Objectifs .– L’hyperactivité vésicale non neurogène occasionne, chez l’enfant, une gêne fonctionnelle parfois invalidante. La toxine botulique a montré son efficacité dans la prise en charge de l’hyperactivité vésicale chez le patient neurologique. Notre étude a pour but d’évaluer l’apport de la toxine botulique intra vésicale dans le traitement chez l’enfant des hyperactivités vésicales non neurologiques. Ces enfants ont tous résisté aux traitements habituels.


Méthodes .– Neuf enfants (moyenne 12,7ans) : cinq filles, quatre garçons, ayant des troubles diurnes et/ou nocturnes ayant une hyperactivité vésicale non neurologique objectivée par un bilan uro-dynamique (BUD) ont été inclus. Un BUD pré opératoire, à six semaines post-injection, puis à un an a été réalisé.


Résultat .– Huit fois sur neuf les fuites ont été fortement améliorées. La compliance a été améliorée précocement dans la moitié des cas et à un an dans tous les cas. Les contractions non inhibées sont diminuées constamment en intensité et en fréquence. On note une amélioration avec en moyenne 7,11 symptômes diurnes par semaines en pré opératoire, diminuant à 2,67 en postopératoire. Au niveau des symptômes nocturnes, on passe de 6,55 symptômes par semaine en pré opératoire à 1,83 en postopératoire. Le problème qui se pose est quelle est la dose à injecter ; notre expérience nous fait injecter la moitié de la dose admise dans les vessies neurologiques pour éviter le risque de rétention post opératoire.
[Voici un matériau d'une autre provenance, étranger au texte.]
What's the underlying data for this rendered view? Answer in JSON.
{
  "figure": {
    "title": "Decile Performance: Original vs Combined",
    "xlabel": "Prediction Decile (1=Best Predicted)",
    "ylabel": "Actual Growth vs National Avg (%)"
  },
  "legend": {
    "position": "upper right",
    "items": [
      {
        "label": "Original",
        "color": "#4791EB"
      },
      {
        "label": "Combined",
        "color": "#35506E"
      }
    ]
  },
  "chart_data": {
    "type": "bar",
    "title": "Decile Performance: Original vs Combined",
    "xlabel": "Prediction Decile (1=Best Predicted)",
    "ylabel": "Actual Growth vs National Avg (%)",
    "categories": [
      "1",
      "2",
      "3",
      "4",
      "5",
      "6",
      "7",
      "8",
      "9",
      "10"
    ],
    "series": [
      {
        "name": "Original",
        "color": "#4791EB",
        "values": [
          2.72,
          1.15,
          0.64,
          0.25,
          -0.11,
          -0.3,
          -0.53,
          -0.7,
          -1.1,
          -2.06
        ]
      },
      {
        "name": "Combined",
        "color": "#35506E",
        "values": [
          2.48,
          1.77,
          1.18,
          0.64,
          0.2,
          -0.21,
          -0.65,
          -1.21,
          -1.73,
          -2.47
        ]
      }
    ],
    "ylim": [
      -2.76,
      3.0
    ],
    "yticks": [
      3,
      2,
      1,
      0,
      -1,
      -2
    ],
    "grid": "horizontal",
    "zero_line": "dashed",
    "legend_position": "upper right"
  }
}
Le côté réversible de la toxine parait dans les vessies non neurologiques moins vrai, car une efficacité est gardée parfois plusieurs années, cela laisse peut être supposer que la toxine botulique aiderait à passer un cap en mettant au repos la vessie.


Conclusion .– La toxine botulique intra-détrusorienne apparaît comme étant une option thérapeutique à discuter, en cas d’hyperactivité détrusorienne non neurologique résistant à la prise en charge habituelle chez l’enfant.




Haut de page



© 2012 
Publié par Elsevier Masson SAS.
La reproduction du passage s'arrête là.